Ms.Cocco also contrasts the way US veterans are treated with that offered by the UK authorities to theirs. While they send their princes to war,“…we are making paupers of our military families.” “By what turn of history”, she demands, “did a nation founded in rebellion against absolute power wielded by a coddled elite become less concerned with equal treatment and shared sacrifice than the monarchy it overthrew? If the American upper class were sent to battle — or expected, by tradition, to serve — would soldiers have shipped out to Iraq without proper body armour? Would the Senate now be tied in a political straitjacket, with members agreeing that something must be done to change course in Iraq, but with lawmakers incapable of passing any measure to alter it?” Comparing Iraq and Vietnam, she says one overriding truth separates the two conflicts: the draft. As a consequence, only a tiny slice of American society today bears the republic’s military burden. “Because of this, our ruling class is proving itself to be more aloof than royalty”.

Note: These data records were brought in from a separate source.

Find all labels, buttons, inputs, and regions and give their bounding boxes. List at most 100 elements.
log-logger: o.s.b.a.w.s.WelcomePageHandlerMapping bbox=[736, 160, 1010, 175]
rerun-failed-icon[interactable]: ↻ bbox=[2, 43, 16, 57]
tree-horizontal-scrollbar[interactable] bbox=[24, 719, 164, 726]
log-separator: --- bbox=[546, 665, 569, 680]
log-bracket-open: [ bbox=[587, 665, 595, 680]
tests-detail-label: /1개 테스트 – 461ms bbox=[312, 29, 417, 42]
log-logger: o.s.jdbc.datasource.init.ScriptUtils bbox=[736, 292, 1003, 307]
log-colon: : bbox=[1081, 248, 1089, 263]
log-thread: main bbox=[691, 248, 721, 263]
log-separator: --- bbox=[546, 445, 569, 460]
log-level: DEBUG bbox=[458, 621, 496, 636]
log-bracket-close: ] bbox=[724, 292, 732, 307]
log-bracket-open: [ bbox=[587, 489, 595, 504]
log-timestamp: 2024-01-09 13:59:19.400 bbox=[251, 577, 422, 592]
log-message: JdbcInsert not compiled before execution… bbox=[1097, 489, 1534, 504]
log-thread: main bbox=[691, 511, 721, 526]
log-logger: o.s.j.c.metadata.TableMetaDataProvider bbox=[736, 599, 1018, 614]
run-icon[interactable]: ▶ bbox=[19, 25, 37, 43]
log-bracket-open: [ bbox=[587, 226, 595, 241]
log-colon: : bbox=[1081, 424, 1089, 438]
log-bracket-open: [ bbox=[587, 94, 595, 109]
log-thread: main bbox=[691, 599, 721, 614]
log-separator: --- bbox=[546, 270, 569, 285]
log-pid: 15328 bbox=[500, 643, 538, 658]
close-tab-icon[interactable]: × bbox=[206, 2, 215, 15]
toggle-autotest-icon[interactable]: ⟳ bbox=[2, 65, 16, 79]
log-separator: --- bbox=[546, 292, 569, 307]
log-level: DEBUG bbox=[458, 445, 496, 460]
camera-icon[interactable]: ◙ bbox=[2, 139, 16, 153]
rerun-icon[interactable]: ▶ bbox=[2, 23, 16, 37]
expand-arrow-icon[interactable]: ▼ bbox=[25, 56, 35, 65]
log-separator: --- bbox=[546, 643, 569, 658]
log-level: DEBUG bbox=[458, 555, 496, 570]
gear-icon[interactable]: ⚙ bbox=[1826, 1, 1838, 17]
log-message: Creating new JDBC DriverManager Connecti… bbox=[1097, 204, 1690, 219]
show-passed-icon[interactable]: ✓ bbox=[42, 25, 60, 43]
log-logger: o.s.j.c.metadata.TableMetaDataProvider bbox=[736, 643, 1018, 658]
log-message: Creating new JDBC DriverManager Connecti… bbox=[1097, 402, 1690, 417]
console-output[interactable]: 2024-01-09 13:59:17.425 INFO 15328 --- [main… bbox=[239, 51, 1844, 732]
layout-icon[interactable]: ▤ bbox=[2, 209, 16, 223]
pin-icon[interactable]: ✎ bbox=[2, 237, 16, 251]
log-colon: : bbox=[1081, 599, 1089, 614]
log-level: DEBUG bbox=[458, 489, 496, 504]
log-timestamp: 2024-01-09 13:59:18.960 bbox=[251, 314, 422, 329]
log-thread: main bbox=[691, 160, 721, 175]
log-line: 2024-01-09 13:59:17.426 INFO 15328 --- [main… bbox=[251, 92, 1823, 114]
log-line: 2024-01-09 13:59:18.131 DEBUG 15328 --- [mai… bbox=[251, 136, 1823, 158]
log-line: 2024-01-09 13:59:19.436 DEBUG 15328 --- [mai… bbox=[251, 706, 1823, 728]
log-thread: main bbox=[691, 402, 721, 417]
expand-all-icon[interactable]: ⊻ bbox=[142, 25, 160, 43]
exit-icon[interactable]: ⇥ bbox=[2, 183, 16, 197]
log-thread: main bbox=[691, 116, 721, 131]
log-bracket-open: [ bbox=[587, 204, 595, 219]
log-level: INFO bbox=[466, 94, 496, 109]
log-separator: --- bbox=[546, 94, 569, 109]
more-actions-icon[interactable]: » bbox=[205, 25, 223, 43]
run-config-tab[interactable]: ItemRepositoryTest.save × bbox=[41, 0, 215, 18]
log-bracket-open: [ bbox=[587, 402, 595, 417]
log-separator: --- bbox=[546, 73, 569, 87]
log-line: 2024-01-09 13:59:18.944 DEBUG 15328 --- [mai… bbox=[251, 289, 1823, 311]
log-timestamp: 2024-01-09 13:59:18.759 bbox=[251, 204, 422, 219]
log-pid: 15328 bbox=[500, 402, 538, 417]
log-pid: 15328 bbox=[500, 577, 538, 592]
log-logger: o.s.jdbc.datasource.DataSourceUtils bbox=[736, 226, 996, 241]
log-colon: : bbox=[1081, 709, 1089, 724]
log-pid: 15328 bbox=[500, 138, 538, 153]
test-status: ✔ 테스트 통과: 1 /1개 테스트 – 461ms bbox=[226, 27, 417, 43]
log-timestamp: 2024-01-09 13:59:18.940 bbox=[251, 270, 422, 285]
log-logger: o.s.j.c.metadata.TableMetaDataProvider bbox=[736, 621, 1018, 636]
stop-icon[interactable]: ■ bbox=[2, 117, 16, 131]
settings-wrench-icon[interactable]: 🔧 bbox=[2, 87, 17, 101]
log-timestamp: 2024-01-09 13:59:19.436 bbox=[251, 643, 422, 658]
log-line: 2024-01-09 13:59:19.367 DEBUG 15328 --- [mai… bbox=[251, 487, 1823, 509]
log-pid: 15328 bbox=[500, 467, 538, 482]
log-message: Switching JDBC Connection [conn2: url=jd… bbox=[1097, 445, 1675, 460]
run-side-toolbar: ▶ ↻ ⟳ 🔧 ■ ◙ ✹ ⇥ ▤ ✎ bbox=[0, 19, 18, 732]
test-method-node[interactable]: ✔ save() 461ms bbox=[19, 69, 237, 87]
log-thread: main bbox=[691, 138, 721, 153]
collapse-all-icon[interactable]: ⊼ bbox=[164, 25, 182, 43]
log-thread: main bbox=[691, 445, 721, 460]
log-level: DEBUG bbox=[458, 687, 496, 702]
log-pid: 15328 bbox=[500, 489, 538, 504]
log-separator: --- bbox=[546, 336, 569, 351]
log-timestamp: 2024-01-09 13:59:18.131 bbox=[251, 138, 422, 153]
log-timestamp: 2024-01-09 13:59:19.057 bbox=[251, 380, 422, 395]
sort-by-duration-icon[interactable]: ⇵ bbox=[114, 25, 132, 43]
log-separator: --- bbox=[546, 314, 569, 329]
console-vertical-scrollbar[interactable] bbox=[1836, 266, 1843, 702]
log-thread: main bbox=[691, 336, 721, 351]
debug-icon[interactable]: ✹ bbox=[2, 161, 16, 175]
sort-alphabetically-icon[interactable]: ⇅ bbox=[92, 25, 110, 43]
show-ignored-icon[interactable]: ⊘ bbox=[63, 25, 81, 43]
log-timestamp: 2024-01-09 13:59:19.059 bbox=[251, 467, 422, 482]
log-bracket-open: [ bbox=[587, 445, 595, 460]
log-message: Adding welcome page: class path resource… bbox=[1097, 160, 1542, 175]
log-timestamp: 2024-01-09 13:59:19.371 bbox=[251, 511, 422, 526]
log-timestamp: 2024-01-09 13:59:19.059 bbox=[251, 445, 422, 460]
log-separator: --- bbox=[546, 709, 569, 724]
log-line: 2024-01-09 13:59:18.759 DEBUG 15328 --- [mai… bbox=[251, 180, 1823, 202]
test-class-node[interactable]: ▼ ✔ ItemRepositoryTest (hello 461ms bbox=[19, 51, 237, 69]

The heroic sense of duty our Queen has shown all her life, just as her mother and father did in theirs, is also alive and well in the younger generation of the Royal Family. Rather than an emphasis on rights and self esteem, this principle of putting service and duty first, a principle which remains a hallmark of the monarchy, was once central to the teaching and upbringing of successive generations of all Australians. Every town, every suburb and all of our great cities have monuments on which the names of those who followed this principle and served the nation beyond our shores. And with their names, we also find those words which capture that sense of national and personal duty: “For God, King and Country.” It is this emphasis on the primacy of duty, this expectation that the Sovereign and the princes too will serve, which ensures that in the nation, the Crown alone can provide leadership beyond politics.